For Augustus the Strong, the month-long wedding celebration and opening of the royal state apartments “marked a turning point in his strategy”, says Dirk Syndram, the director of the Green Vault treasure chamber in the Residential Palace. “He decided to try to gain influence with pomp and majesty.”


Left: The ruined Residential Palace, Dresden, in 1953; and right: the palace today
Photo: left, Deutsche Fotothek/Renate Rössing; right: © Kolossos

Inspired by his visit as a young prince to the Versailles of Louis XIV, Augustus upgraded the sparse decor and furnishings at the Residential Palace, with Matthäus Daniel Pöppelmann and Raymond Leplat designing the royal apartments on the second floor of the western wing. The crown prince and his bride never slept in them; the rooms were intended to trumpet Augustus’s power and signal his confidence that his dynasty would endure.

Visitors passed through a sequence of rooms, each grander than the last. They included a large ballroom, the “tower room” where Augustus’s magnificent porcelain collection will once again be exhibited, and a banqueting hall. They culminated in the opulent Audience Chamber (later known as the Throne Hall) and the royal bedchamber.
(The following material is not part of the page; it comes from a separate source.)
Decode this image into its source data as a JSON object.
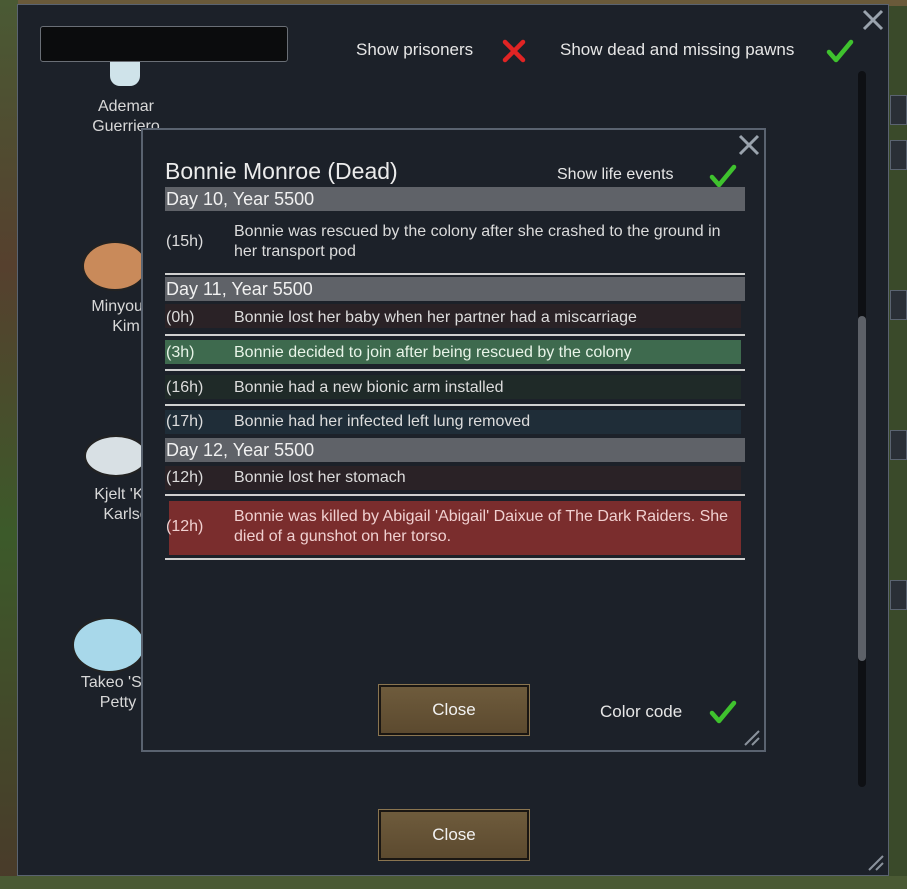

The audience chamber in the Dresden Palace as depicted by Gérard Jean Baptiste Scotin after Raymond Leplat (1719)
© SKD, Photo: Herbert Boswank

Augustus’s gold wedding suit, in a style known as justaucorps that reflects the influence of Louis XIV, is one of nine of the king’s costumes that will be on view. Other elements that survived the war are the Audience Chair, rare silver furniture, the extravagant gold pilasters of the Audience Chamber and many of the paintings that hung there. An ornate saddle, part of a gift from Louis XIV that also included stallions, will form part of the display, as well as a “living mask” of Augustus created in 1704.

Etchings and drawings dating from the 1719 wedding feast, together with later photographs and documentary sources, informed the reconstruction. Hand-woven replicas of the rich textiles that once stretched across the walls were produced by craftspeople in Lyon, Madrid and Milan.

Thanks to 34 colour photographs taken between 1942 and 1944, the vast canvas ceiling paintings by Louis de Silvestre could also be replicated, Syndram says. “It was a risk… it could have gone wrong,” he says. “I was a bit sceptical—after all, this wasn’t the Sistine Chapel ceiling, it was decoration. But I think it looks very good.”

The decision to restore the state apartments was taken in 1997, and the construction work, managed by the state-owned Saxon Property and Construction Management, began in 2016. The opening is a milestone in the comprehensive reconstruction of the royal palace, which has so far cost more than €340m, financed by the federal government and the Saxon regional government.

In February 2020, Dresden will witness the reopening of the 19th-century Semper Gallery at the Zwinger palace after a major renovation. The gallery is home to such masterpieces as Vermeer’s The Procuress (1656), Raphael’s Sistine Madonna (1512) and Giorgione’s Sleeping Venus (1510).